La Corte di Appello ritiene la ditta appaltatrice, subappaltatrice e il coordinatore per la sicurezza responsabili di lesioni personali colpose gravi, aggravate dalla violazione del D.Lgs. 81/08, condannandoli al pagamento di una multa di 12.000 € ciascuno.

La ratio della Corte di Appello è proprio la mancanza di protezioni collettive, ritenute prioritarie rispetto a quelle individuali.

In effetti l’installazione di una linea vita sulla copertura risulta meno efficace delle misure collettive, in quanto orientata alle cadute esterne e non verso l’interno dell’edificio.

La Corte di Cassazione conferma quanto stabilito dalla Corte di Appello ribadendo l’importanza di dare priorità ai dispositivi di protezione collettiva rispetto a quelli individuali.
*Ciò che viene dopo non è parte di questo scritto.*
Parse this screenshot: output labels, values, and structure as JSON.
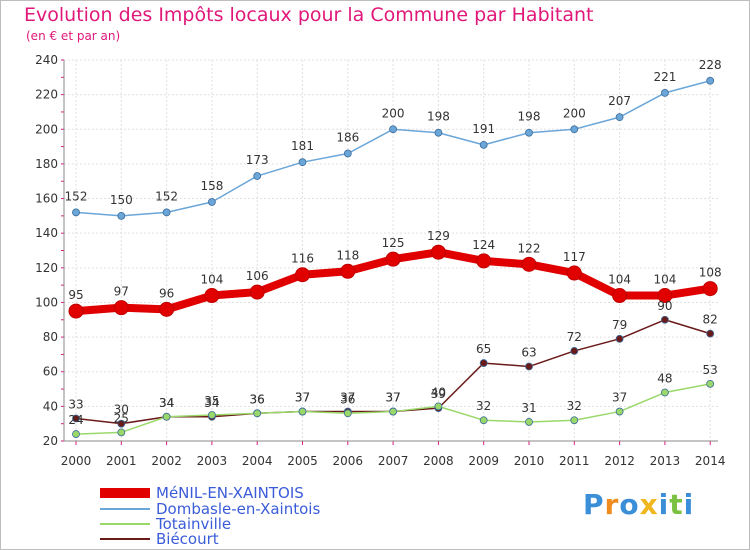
{
  "title": "Evolution des Impôts locaux pour la Commune par Habitant",
  "subtitle": "(en € et par an)",
  "brand": {
    "letters": [
      "P",
      "r",
      "o",
      "x",
      "i",
      "t",
      "i"
    ],
    "colors": [
      "#3a8fd8",
      "#f08c1e",
      "#3a8fd8",
      "#f0b81e",
      "#3a8fd8",
      "#7cc242",
      "#3a8fd8"
    ]
  },
  "chart_data": {
    "type": "line",
    "x": [
      "2000",
      "2001",
      "2002",
      "2003",
      "2004",
      "2005",
      "2006",
      "2007",
      "2008",
      "2009",
      "2010",
      "2011",
      "2012",
      "2013",
      "2014"
    ],
    "ylim": [
      20,
      240
    ],
    "yticks": [
      "20",
      "40",
      "60",
      "80",
      "100",
      "120",
      "140",
      "160",
      "180",
      "200",
      "220",
      "240"
    ],
    "grid": true,
    "legend_placement": "bottom-left",
    "series": [
      {
        "name": "MéNIL-EN-XAINTOIS",
        "color": "#e00000",
        "values": [
          95,
          97,
          96,
          104,
          106,
          116,
          118,
          125,
          129,
          124,
          122,
          117,
          104,
          104,
          108
        ]
      },
      {
        "name": "Dombasle-en-Xaintois",
        "color": "#6aa6d8",
        "values": [
          152,
          150,
          152,
          158,
          173,
          181,
          186,
          200,
          198,
          191,
          198,
          200,
          207,
          221,
          228
        ]
      },
      {
        "name": "Totainville",
        "color": "#9ad86a",
        "values": [
          24,
          25,
          34,
          35,
          36,
          37,
          36,
          37,
          40,
          32,
          31,
          32,
          37,
          48,
          53
        ]
      },
      {
        "name": "Biécourt",
        "color": "#6b1a1a",
        "values": [
          33,
          30,
          34,
          34,
          36,
          37,
          37,
          37,
          39,
          65,
          63,
          72,
          79,
          90,
          82
        ]
      }
    ]
  }
}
Secondo la sentenza la natura dei lavori da svolgere è necessariamente da considerare per la scelta delle attrezzature come stabilito dall’art. 111 del D.Lgs. 81/2008:

Il datore di lavoro, nei casi in cui i lavori temporanei in quota non possono essere eseguiti in condizioni di sicurezza e in condizioni ergonomiche adeguate a partire da un luogo adatto allo scopo, sceglie le attrezzature di lavoro più idonee a garantire e mantenere condizioni di lavoro sicure, in conformità ai seguenti criteri:

a. Priorità alle misure di protezione collettiva rispetto alle misure di protezione individuale;

b. Dimensioni delle attrezzature di lavoro confacenti alla natura dei lavori da eseguire, alle sollecitazioni prevedibili e ad una circolazione priva di rischi. […]”

La Cassazione giudica dunque inammissibili i ricorsi presentati dai condannati:

“P.Q.M.

Dichiara inammissibili i ricorsi e condanna i ricorrenti al pagamento delle spese processuali e della somma di euro tremila ciascuno in favore della Cassa delle Ammende.”